Now that we have the Embeddings in place, we can run some examples. France is to Paris as ? is to Warsaw...

In [8]:
%%time
embeddings.analogy('France', 'Paris', 'Warsaw', 5)

CPU times: user 108 ms, sys: 24 ms, total: 132 ms
Wall time: 33.3 ms


['Poland', 'Polish', 'Romania', 'Lithuania', 'Poles']

Got that one right! Now let's try the classic example of king - man + women = ?

In [9]:
%%time
embeddings.analogy('king', 'man', 'woman', 5)

CPU times: user 32 ms, sys: 0 ns, total: 32 ms
Wall time: 7.17 ms


['queen', 'monarch', 'princess', 'prince', 'kings']

We get it right as well!

Despite kings and queens not being discussed that often in the news today, this is still a great and slightly unexpected performance. Why should such an algebraic structure emerge when trained on a lot of text data in the first place? But yet it does!

Let's explore the performance further, by running through the list of question-answer pairs.

In [10]:
#export

from collections import defaultdict
import pandas as pd

def evaluate_monolingual_embeddings(embeddings, lower=False):
    with open('data/questions-words.txt') as f:
        lines = f.readlines()

    total_seen = defaultdict(lambda: 0)
    correct = defaultdict(lambda: 0)
    question_types = []
    not_found = 0

    for line in lines:
        if line[0] == ':':
            question_types.append(line[1:].strip())
            current_type = question_types[-1]
        else:
            total_seen[current_type] += 1
            example = line.strip().split(' ')
            if lower: example = [word.lower() for word in example]
            try:
                result = embeddings.analogy(*example[:2], example[3], 1)
                if example[2] == result[0]: correct[current_type] += 1
            except KeyError:
                not_found += 1
            
    types = []
    results = []
    for key in total_seen.keys():
        types.append(key)
        results.append(f'{correct[key]} / {total_seen[key]}')
        
    df = pd.DataFrame(data={'question type': types, 'result': results})
    display(df)
    print('Accuracy:', sum(correct.values()) / sum(total_seen.values()))
    print('Examples with missing words in the dictionary:', not_found)
    print('Total examples:', sum(total_seen.values()))

In [11]:
%%time

evaluate_monolingual_embeddings(embeddings)

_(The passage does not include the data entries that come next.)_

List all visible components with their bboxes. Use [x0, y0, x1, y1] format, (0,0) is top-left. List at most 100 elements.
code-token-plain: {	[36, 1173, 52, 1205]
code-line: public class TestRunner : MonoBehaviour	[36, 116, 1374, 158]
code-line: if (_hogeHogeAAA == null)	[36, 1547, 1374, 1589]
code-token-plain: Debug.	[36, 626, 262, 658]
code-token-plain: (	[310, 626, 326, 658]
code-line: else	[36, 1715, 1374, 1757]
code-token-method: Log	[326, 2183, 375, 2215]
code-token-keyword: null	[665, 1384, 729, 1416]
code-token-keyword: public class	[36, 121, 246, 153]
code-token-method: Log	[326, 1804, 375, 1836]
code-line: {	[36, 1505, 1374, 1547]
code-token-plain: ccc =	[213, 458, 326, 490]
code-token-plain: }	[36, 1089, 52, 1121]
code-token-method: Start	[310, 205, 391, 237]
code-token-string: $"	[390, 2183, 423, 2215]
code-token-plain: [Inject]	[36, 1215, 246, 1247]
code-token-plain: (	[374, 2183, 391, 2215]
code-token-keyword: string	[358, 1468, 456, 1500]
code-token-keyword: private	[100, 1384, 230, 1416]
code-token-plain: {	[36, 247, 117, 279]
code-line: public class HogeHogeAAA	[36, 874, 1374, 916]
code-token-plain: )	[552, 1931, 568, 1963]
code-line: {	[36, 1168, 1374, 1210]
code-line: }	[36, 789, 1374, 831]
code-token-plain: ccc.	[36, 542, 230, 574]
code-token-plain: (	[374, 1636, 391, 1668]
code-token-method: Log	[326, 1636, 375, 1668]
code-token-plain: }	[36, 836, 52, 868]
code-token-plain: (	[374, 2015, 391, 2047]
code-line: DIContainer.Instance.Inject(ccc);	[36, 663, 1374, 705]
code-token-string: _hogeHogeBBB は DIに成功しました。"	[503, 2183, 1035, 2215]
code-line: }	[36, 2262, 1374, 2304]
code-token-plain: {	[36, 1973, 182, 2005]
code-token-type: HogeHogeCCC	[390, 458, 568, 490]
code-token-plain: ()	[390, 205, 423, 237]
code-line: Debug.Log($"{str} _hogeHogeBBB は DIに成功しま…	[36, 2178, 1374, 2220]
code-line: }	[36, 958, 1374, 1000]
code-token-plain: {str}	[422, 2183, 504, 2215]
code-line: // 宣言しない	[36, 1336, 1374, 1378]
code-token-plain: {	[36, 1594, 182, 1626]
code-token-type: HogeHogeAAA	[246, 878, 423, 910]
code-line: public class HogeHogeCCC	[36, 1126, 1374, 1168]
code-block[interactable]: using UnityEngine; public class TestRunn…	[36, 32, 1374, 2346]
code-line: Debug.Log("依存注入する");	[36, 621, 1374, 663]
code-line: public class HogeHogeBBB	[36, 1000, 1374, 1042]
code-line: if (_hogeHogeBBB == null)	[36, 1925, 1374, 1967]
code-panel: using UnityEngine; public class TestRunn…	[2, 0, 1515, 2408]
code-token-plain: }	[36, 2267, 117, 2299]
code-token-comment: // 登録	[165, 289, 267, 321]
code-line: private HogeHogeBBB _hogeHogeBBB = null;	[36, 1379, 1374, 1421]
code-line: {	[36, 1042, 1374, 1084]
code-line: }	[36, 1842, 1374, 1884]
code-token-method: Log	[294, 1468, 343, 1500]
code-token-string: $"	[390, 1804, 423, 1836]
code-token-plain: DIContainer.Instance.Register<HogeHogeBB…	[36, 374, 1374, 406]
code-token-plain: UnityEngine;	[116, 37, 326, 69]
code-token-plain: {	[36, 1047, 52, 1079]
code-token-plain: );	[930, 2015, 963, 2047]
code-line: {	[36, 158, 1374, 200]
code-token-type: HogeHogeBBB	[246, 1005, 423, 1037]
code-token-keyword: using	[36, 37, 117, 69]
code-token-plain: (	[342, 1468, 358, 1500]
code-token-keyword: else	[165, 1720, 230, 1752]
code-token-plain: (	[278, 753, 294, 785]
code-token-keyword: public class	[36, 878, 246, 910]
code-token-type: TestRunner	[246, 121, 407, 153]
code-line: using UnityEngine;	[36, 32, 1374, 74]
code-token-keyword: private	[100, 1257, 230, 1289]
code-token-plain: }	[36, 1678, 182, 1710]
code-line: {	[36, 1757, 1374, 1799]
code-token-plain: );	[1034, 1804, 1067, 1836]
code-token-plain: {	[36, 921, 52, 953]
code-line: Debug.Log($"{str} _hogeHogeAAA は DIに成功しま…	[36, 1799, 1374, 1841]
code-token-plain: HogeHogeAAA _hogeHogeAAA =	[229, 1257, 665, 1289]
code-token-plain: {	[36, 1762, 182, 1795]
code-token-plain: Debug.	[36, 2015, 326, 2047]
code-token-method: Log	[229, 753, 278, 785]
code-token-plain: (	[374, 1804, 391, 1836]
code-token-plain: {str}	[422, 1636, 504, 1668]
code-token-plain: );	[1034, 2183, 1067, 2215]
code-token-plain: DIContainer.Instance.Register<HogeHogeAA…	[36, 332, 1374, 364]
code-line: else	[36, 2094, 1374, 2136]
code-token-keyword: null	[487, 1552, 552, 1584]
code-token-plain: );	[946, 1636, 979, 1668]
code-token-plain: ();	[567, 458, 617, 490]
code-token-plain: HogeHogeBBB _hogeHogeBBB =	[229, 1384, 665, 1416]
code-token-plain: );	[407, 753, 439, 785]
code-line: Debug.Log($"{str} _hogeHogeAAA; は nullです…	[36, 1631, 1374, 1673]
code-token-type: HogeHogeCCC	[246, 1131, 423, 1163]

Unnamed: 0,question type,result
0,capital-common-countries,397 / 506
1,capital-world,1512 / 4524
2,currency,64 / 866
3,city-in-state,463 / 2467
4,family,377 / 506
5,gram1-adjective-to-adverb,257 / 992
6,gram2-opposite,257 / 812
7,gram3-comparative,1044 / 1332
8,gram4-superlative,644 / 1122
9,gram5-present-participle,745 / 1056


Accuracy: 0.4986696684404421
Examples with missing words in the dictionary: 3175
Total examples: 19544
CPU times: user 5min 54s, sys: 3.6 s, total: 5min 57s
Wall time: 1min 29s


This is a very good result - bear in mind that we are limiting ourselves to top@1 accuracy and that we are counting synonyms as failure!

Another consideration is that while word2vec embeddings are ingenious in how efficient they are to train, they are a relatively simple way of encoding information about a language. 

Still, it is remarkable that embedding spaces posses the quality that allows us to perform operations such as the above!